In 2007, White and his cohorts went into the studio to recorded “A Sphere Needs a Square,” a record loosely based around Edwin Abbot’s multi-dimensional romance “Flatland,” and John White’s interpretations thereof. “I found a lot of religious sentiment in the book,” says White. “In the novel, the characters are flat squares, and they worship a sphere. But the transition from the third dimension to the fourth is not really all that significant. So, why should the squares worship the sphere? And, moreover, if the squares are just worshiping the being from the next dimension up, then does the sphere worship the being from the dimension up from him? What does the sphere worship?”
Although this was supposed to be an endeavor of a couple of months, internal band strife and schedule conflicts led to the album being put on hiatus multiple times. In the interim, White released “Mean Ol’ Mister Moonlight,” an album of “love, loss, and lust,” and “A Light Will Be Thrown,” which was inspired by the writings of Charles Darwin and Joseph Campbell. Around the two-year mark, John suddenly split for Reno.
While some speculated that “A Sphere Needs a Square” would never see completion and release, White felt that the new surroundings were beneficial, providing the freedom to explore songwriting outside of that aforementioned narrative. “I could rethink lyrics, rethink arrangements. I don’t think I really labored over the earlier albums like I did over this one.”
The time spent in Reno allowed John to approach “A Sphere Needs a Square” afresh. “I didn’t really hang out with anyone in Reno. I didn’t really go anywhere. I just worked.” He loosely echoes the sentiments of those early Coptic hermits. “If you’re an artist, you might have to become a monk for a little while, spend some time honing your craft. I looked at Reno as sort of a monastery, I guess.”

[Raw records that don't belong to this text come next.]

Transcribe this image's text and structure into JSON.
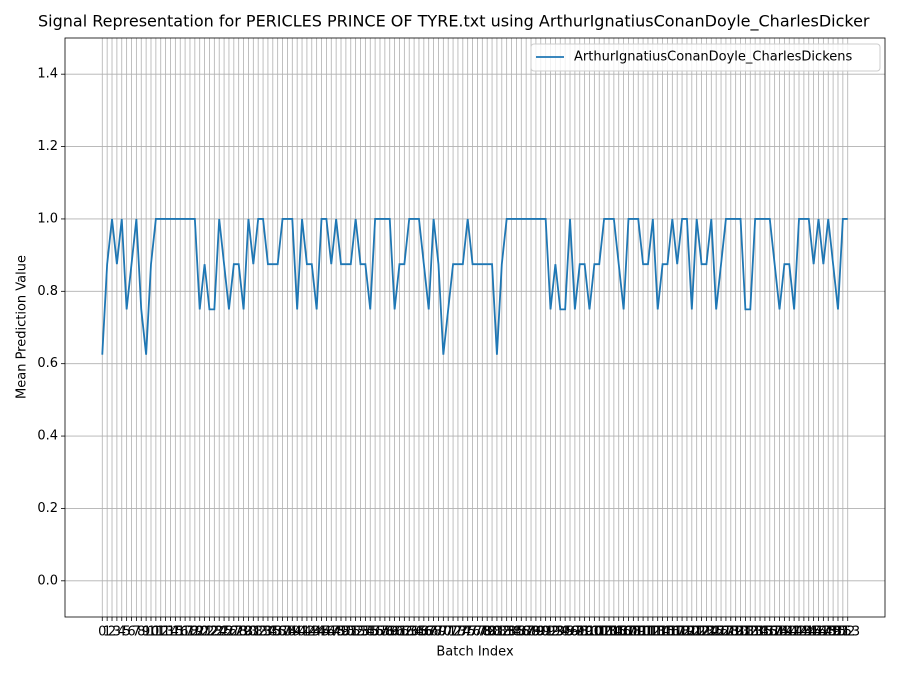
{
  "chart_data": {
    "type": "line",
    "title": "Signal Representation for PERICLES PRINCE OF TYRE.txt using ArthurIgnatiusConanDoyle_CharlesDicker",
    "xlabel": "Batch Index",
    "ylabel": "Mean Prediction Value",
    "x": [
      0,
      1,
      2,
      3,
      4,
      5,
      6,
      7,
      8,
      9,
      10,
      11,
      12,
      13,
      14,
      15,
      16,
      17,
      18,
      19,
      20,
      21,
      22,
      23,
      24,
      25,
      26,
      27,
      28,
      29,
      30,
      31,
      32,
      33,
      34,
      35,
      36,
      37,
      38,
      39,
      40,
      41,
      42,
      43,
      44,
      45,
      46,
      47,
      48,
      49,
      50,
      51,
      52,
      53,
      54,
      55,
      56,
      57,
      58,
      59,
      60,
      61,
      62,
      63,
      64,
      65,
      66,
      67,
      68,
      69,
      70,
      71,
      72,
      73,
      74,
      75,
      76,
      77,
      78,
      79,
      80,
      81,
      82,
      83,
      84,
      85,
      86,
      87,
      88,
      89,
      90,
      91,
      92,
      93,
      94,
      95,
      96,
      97,
      98,
      99,
      100,
      101,
      102,
      103,
      104,
      105,
      106,
      107,
      108,
      109,
      110,
      111,
      112,
      113,
      114,
      115,
      116,
      117,
      118,
      119,
      120,
      121,
      122,
      123,
      124,
      125,
      126,
      127,
      128,
      129,
      130,
      131,
      132,
      133,
      134,
      135,
      136,
      137,
      138,
      139,
      140,
      141,
      142,
      143,
      144,
      145,
      146,
      147,
      148,
      149,
      150,
      151,
      152,
      153
    ],
    "series": [
      {
        "name": "ArthurIgnatiusConanDoyle_CharlesDickens",
        "color": "#1f77b4",
        "values": [
          0.625,
          0.875,
          1,
          0.875,
          1,
          0.75,
          0.875,
          1,
          0.75,
          0.625,
          0.875,
          1,
          1,
          1,
          1,
          1,
          1,
          1,
          1,
          1,
          0.75,
          0.875,
          0.75,
          0.75,
          1,
          0.875,
          0.75,
          0.875,
          0.875,
          0.75,
          1,
          0.875,
          1,
          1,
          0.875,
          0.875,
          0.875,
          1,
          1,
          1,
          0.75,
          1,
          0.875,
          0.875,
          0.75,
          1,
          1,
          0.875,
          1,
          0.875,
          0.875,
          0.875,
          1,
          0.875,
          0.875,
          0.75,
          1,
          1,
          1,
          1,
          0.75,
          0.875,
          0.875,
          1,
          1,
          1,
          0.875,
          0.75,
          1,
          0.875,
          0.625,
          0.75,
          0.875,
          0.875,
          0.875,
          1,
          0.875,
          0.875,
          0.875,
          0.875,
          0.875,
          0.625,
          0.875,
          1,
          1,
          1,
          1,
          1,
          1,
          1,
          1,
          1,
          0.75,
          0.875,
          0.75,
          0.75,
          1,
          0.75,
          0.875,
          0.875,
          0.75,
          0.875,
          0.875,
          1,
          1,
          1,
          0.875,
          0.75,
          1,
          1,
          1,
          0.875,
          0.875,
          1,
          0.75,
          0.875,
          0.875,
          1,
          0.875,
          1,
          1,
          0.75,
          1,
          0.875,
          0.875,
          1,
          0.75,
          0.875,
          1,
          1,
          1,
          1,
          0.75,
          0.75,
          1,
          1,
          1,
          1,
          0.875,
          0.75,
          0.875,
          0.875,
          0.75,
          1,
          1,
          1,
          0.875,
          1,
          0.875,
          1,
          0.875,
          0.75,
          1,
          1
        ]
      }
    ],
    "xlim": [
      -7.65,
      160.65
    ],
    "xticks": [
      0,
      1,
      2,
      3,
      4,
      5,
      6,
      7,
      8,
      9,
      10,
      11,
      12,
      13,
      14,
      15,
      16,
      17,
      18,
      19,
      20,
      21,
      22,
      23,
      24,
      25,
      26,
      27,
      28,
      29,
      30,
      31,
      32,
      33,
      34,
      35,
      36,
      37,
      38,
      39,
      40,
      41,
      42,
      43,
      44,
      45,
      46,
      47,
      48,
      49,
      50,
      51,
      52,
      53,
      54,
      55,
      56,
      57,
      58,
      59,
      60,
      61,
      62,
      63,
      64,
      65,
      66,
      67,
      68,
      69,
      70,
      71,
      72,
      73,
      74,
      75,
      76,
      77,
      78,
      79,
      80,
      81,
      82,
      83,
      84,
      85,
      86,
      87,
      88,
      89,
      90,
      91,
      92,
      93,
      94,
      95,
      96,
      97,
      98,
      99,
      100,
      101,
      102,
      103,
      104,
      105,
      106,
      107,
      108,
      109,
      110,
      111,
      112,
      113,
      114,
      115,
      116,
      117,
      118,
      119,
      120,
      121,
      122,
      123,
      124,
      125,
      126,
      127,
      128,
      129,
      130,
      131,
      132,
      133,
      134,
      135,
      136,
      137,
      138,
      139,
      140,
      141,
      142,
      143,
      144,
      145,
      146,
      147,
      148,
      149,
      150,
      151,
      152,
      153
    ],
    "ylim": [
      -0.1,
      1.5
    ],
    "yticks": [
      {
        "value": 0,
        "label": "0.0"
      },
      {
        "value": 0.2,
        "label": "0.2"
      },
      {
        "value": 0.4,
        "label": "0.4"
      },
      {
        "value": 0.6,
        "label": "0.6"
      },
      {
        "value": 0.8,
        "label": "0.8"
      },
      {
        "value": 1,
        "label": "1.0"
      },
      {
        "value": 1.2,
        "label": "1.2"
      },
      {
        "value": 1.4,
        "label": "1.4"
      }
    ],
    "grid": true,
    "legend": "upper right"
  }
}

The new album was finally released last November. It is arguably White’s most developed effort as a songwriter yet — melancholy to the point of vicarious sadness on the part of the listener at some points, foaming at the mouth at others, with still space for a bright, jangly hope to be found in some isolated pockets. Following the release, The John Whites reunited for a series of shows back in Utah, and this is where White and company really shine. White stands front and center, shuffling his feet and holding his arm up occasionally, in a seemingly unconscious imitation of the recently deceased King of Pop. His voice, reedy and vibrating, soars through the PA, bearing on its wings a full emotive import, be it the quiet sadness of a song like “The Ice Storm” or a howling rendition of Phil Collins’s “In the Air Tonight.” His hair, previously flowing down to his shoulders, is cropped short. He’s gotten almost scrawny. It really does look like he’s been fasting and praying in the desert, tormented by demons and djins, now triumphantly returned to deliver some message, however esoteric that message may be.
“It’s definitely nice to be playing shows back here in Utah,” he says. “It’s nice to have the album out finally. I mean, there is the monastic aspect of isolating myself at my dad’s place and really focusing on music. But it’s music. It should be recorded and released. It should be performed.” He grins. “I mean, if a tree falls in the forest and no one’s around, does it make a sound? I don’t really give a f***.”